For all but finitely many $v$, the group $G(F_v)$ is unramified (= quasi-split and splits over an unramified extension) and $U_v$ is a hyperspecial maximal compact. In this case, the local Hecke algebra is commutative, and its structure is described by the Satake isomorphism (which works fine in this degree of generality -- it's not necessary to assume that $G$ is split). In particular, in your $U(2, 2)$ setting, for places $v$ split in the quadratic field defining the unitary group, we have $G(F_v) \cong \operatorname{GL}_4(F_v)$ and the spherical Hecke algebra is the same as that of $GL_4$, which is a polynomial ring $\mathbf{C}[X_1, X_2, X_3, X_4^{\pm 1}]$.

The problem is what to do at the bad places. There is, essentially, no hope of describing $\mathbf{C}[U_v \backslash G(F_v) / U_v]$ in any concrete way for a totally general $U_v$. Ideally, one would want to define some collection of "nice" open subgroups of $G(F_v)$, and some "nice" (ideally commutative) subalgebras of the Hecke algebras of these subgroups, which would still be rich enough that the actions of these subalgebras on smooth representations encode the "interesting" information. For $G = \mathrm{GL}_2$ we understand this very well, thanks to Atkin, Lehner, and Casselman. However, it's not clear what the "right" approach is for general $G$.

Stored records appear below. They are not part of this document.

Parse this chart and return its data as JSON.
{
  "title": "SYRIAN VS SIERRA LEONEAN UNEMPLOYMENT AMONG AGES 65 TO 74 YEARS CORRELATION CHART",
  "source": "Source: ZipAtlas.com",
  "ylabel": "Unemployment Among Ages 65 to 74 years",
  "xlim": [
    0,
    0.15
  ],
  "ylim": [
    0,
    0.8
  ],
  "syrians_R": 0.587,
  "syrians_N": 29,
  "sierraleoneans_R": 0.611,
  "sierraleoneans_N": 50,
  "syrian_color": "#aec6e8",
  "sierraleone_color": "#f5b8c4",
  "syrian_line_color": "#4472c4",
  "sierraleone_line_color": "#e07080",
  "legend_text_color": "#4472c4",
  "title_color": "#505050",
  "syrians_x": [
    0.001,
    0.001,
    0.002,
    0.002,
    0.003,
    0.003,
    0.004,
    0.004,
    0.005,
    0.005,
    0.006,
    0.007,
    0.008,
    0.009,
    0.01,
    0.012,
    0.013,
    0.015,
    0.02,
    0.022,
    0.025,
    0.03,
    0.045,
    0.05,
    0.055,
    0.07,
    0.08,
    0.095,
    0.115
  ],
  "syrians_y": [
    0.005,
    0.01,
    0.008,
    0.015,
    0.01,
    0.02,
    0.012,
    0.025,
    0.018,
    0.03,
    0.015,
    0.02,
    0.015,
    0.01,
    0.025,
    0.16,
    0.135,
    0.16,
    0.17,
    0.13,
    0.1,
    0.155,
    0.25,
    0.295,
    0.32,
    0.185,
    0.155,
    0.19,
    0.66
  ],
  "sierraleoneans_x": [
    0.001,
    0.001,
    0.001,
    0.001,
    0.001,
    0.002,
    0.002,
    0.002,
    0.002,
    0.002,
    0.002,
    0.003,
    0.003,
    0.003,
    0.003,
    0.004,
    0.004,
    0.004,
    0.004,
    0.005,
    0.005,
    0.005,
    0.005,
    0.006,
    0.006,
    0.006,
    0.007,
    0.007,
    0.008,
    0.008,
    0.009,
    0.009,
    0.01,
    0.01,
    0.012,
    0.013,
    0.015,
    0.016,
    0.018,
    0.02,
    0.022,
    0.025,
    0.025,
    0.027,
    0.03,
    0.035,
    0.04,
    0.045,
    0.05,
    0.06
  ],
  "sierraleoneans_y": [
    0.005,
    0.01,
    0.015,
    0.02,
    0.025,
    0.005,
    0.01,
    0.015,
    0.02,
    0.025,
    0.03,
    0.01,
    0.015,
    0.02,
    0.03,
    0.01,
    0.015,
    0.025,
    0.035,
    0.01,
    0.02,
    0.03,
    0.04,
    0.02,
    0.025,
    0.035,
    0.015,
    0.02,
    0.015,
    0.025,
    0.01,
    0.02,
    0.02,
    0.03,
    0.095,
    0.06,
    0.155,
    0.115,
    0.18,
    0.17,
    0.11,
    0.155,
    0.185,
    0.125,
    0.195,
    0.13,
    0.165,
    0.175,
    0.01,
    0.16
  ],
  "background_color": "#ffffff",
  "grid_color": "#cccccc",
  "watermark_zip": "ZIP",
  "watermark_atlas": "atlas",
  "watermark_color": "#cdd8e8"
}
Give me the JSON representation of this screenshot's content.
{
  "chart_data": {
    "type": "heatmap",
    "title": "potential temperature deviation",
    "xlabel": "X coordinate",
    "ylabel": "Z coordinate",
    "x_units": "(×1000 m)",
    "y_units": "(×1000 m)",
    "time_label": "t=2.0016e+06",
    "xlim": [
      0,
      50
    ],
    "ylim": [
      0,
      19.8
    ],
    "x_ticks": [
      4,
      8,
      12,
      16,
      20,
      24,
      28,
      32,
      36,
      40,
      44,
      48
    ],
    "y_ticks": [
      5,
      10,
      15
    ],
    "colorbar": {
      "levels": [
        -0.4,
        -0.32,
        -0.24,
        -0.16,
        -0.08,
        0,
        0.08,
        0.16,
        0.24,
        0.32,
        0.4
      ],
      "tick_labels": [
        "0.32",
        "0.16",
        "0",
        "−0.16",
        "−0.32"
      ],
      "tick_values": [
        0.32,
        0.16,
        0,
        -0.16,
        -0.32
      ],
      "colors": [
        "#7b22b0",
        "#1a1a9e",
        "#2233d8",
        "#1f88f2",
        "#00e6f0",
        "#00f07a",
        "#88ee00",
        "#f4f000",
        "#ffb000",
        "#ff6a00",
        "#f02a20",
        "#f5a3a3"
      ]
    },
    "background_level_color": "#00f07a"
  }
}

For $G = \operatorname{GSp}(4)$ several approaches have been tried. Andrianov's approach is to use subgroups $U_v$ that look like "block upper-triangular" matrices, with the bottom right 2x2 block congruent to 0 modulo powers of $v$. Then you can look for a subalgebra of the Hecke algebra that somehow "comes from" the $GL_2$ blocks along the diagonal, and that is Andrianov's $S(\Gamma)$. However, there are other approaches; Roberts and Schmidt have worked out a theory of newforms, oldforms, and Hecke operators using the "paramodular subgroups", which has essentially no overlap with Andrianov's setup.

There are generalisations for generic representations of $GL(n)$, and a few other groups of small rank, e.g. $GSp(4)$ and $U(2, 1)$; see this question. However, there's nothing like a general theory for arbitrary $G$.